As its residents are well aware, spring time comes and goes very quickly in Manhattan. First it rains, then everything blooms at once, then it gets scorching hot. Early May is a sweet spot for temperate weather. I was lucky to spend a week in the city this May, and it did not disappoint. The townhouses in my mother’s neighborhood were covered in lilac blossoms, and the brave were out riding bicycles up First Avenue.
The neighborhood in which I came of age, the East Village, has changed dramatically over the past few decades. Retail establishments, especially restaurants, have a very brief life span—barring a few holdouts that have managed to stay relevant. I tried to patronize a shoe store that’s been in business almost forever, for example, and found a construction site instead (below middle). More significant changes have occurred closer to Astor Place and Cooper Square, where luxury towers were erected in the 2000s and the street grid was altered. There is now no road in front of my old building, just an expansive, and not very attractive, plaza. (There’s no service access in the rear either… it’s a stranded building.) While I dislike the plaza’s industrial pipe railings around clusters of dirt and grass, I did see fireflies there at twilight.

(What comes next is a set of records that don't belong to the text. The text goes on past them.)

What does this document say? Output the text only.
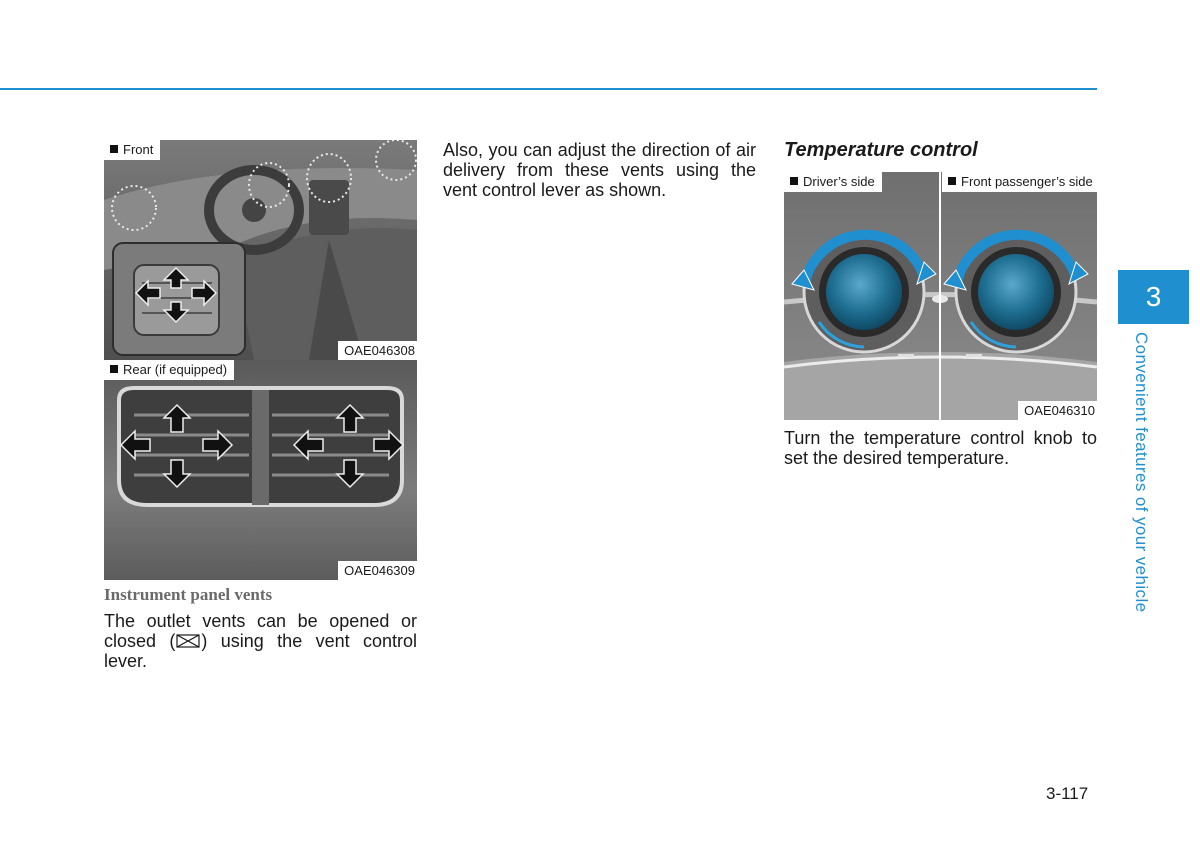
Front
OAE046308
Rear (if equipped)
OAE046309
Instrument panel vents
The outlet vents can be opened or closed ( ) using the vent control lever.
Also, you can adjust the direction of air delivery from these vents using the vent control lever as shown.
Temperature control
Driver’s side	Front passenger’s side
OAE046310
Turn the temperature control knob to set the desired temperature.
3
Convenient features of your vehicle
3-117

Typically when I go to New York I fill up my time with necessary tasks. Over the past few months I’ve tried a new tactic: incorporating one fun thing to serve as an outlet. Art museums used to be that thing, but these days they feel more like work. I’ve become a fan of a particular podcast over the past couple of years—Mission to Zyxx—a science fiction-rooted improvisational comedy with great sound design. When I’m in town I try to see the cast members’ live shows or the occasional live performance of the podcast. This May I saw Alden Ford and Justin Tyler host UCB at Subculture, which is essentially a stand-up variety hour. Alden plays main character Pleck Decksetter on Mission to Zyxx, and Justin has collaborated several times as Pleck’s mentor, Derf. It was really great to laugh and relax and hang out with these two very talented performers and very nice people. They’re hilarious too.

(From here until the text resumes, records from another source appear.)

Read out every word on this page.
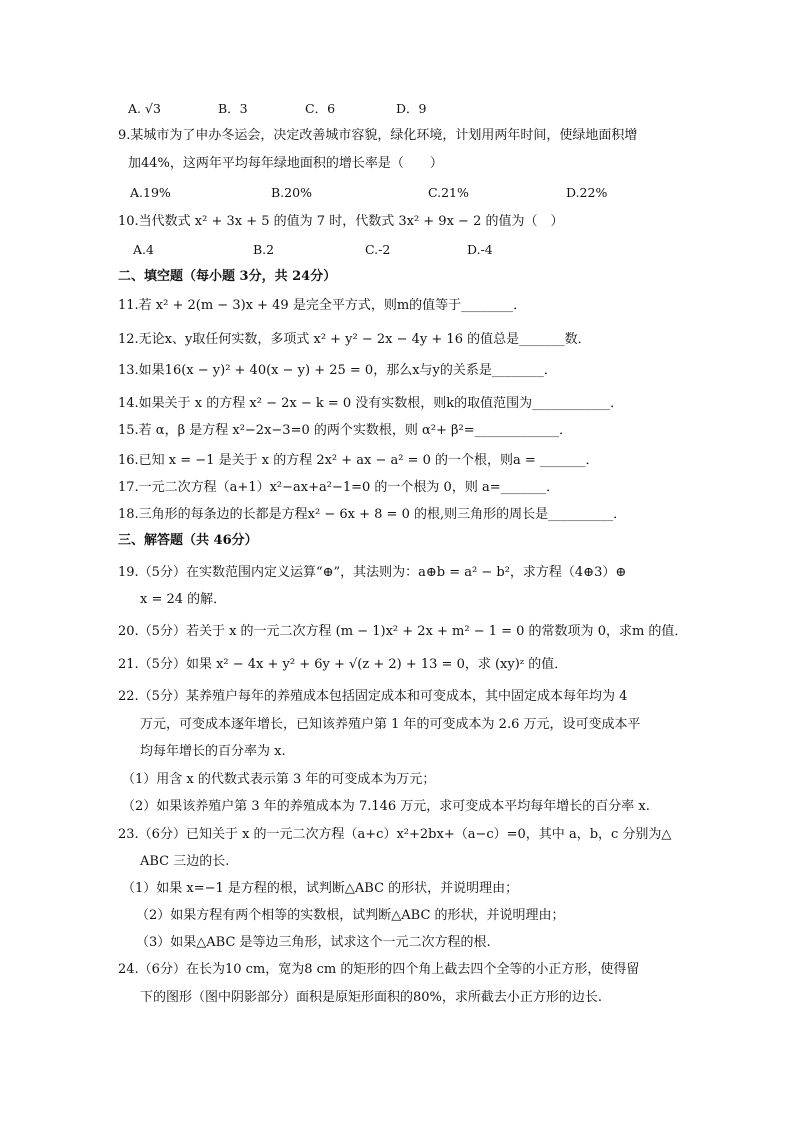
A. √3	B．3	C．6	D．9
9.某城市为了申办冬运会，决定改善城市容貌，绿化环境，计划用两年时间，使绿地面积增
加44%，这两年平均每年绿地面积的增长率是（　　）
A.19%	B.20%	C.21%	D.22%
10.当代数式 x² + 3x + 5 的值为 7 时，代数式 3x² + 9x − 2 的值为（　）
A.4	B.2	C.-2	D.-4
二、填空题（每小题 3分，共 24分）
11.若 x² + 2(m − 3)x + 49 是完全平方式，则m的值等于________．
12.无论x、y取任何实数，多项式 x² + y² − 2x − 4y + 16 的值总是_______数．
13.如果16(x − y)² + 40(x − y) + 25 = 0，那么x与y的关系是________．
14.如果关于 x 的方程 x² − 2x − k = 0 没有实数根，则k的取值范围为____________．
15.若 α，β 是方程 x²−2x−3=0 的两个实数根，则 α²+ β²=_____________．
16.已知 x = −1 是关于 x 的方程 2x² + ax − a² = 0 的一个根，则a = _______．
17.一元二次方程（a+1）x²−ax+a²−1=0 的一个根为 0，则 a=_______．
18.三角形的每条边的长都是方程x² − 6x + 8 = 0 的根,则三角形的周长是__________．
三、解答题（共 46分）
19.（5分）在实数范围内定义运算“⊕”，其法则为：a⊕b = a² − b²，求方程（4⊕3）⊕
x = 24 的解．
20.（5分）若关于 x 的一元二次方程 (m − 1)x² + 2x + m² − 1 = 0 的常数项为 0，求m 的值．
21.（5分）如果 x² − 4x + y² + 6y + √(z + 2) + 13 = 0，求 (xy)ᶻ 的值．
22.（5分）某养殖户每年的养殖成本包括固定成本和可变成本，其中固定成本每年均为 4
万元，可变成本逐年增长，已知该养殖户第 1 年的可变成本为 2.6 万元，设可变成本平
均每年增长的百分率为 x.
（1）用含 x 的代数式表示第 3 年的可变成本为万元；
（2）如果该养殖户第 3 年的养殖成本为 7.146 万元，求可变成本平均每年增长的百分率 x.
23.（6分）已知关于 x 的一元二次方程（a+c）x²+2bx+（a−c）=0，其中 a，b，c 分别为△
ABC 三边的长.
（1）如果 x=−1 是方程的根，试判断△ABC 的形状，并说明理由；
（2）如果方程有两个相等的实数根，试判断△ABC 的形状，并说明理由；
（3）如果△ABC 是等边三角形，试求这个一元二次方程的根.
24.（6分）在长为10 cm，宽为8 cm 的矩形的四个角上截去四个全等的小正方形，使得留
下的图形（图中阴影部分）面积是原矩形面积的80%，求所截去小正方形的边长.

The venue, Subculture, on Bleecker Street just west of the Bowery, dates from the turn of the twentieth century. In this era in this neighborhood (called “Noho” for “north of Houston”1), and in much of Soho as well,2 there was a flurry of cast iron architecture, wherein iron substituted for stone as ornament on the façade. These buildings have steel frames, which allowed for greater floor-to-floor heights and larger windows then in previous commercial buildings; the raw materials for today’s opulent lofts. This steel was heavy—lots of iron. Subculture is located in the basement, where the footings of these structural columns are exposed (see the image above). I’ve never actually observed these footings before, even though the building where I grew up has the same structural system.
The image at the top of this post shows the Manhattan skyline set against that of Long Island City, in Queens, taken from the Amtrak train. I hope to be back in the city soon.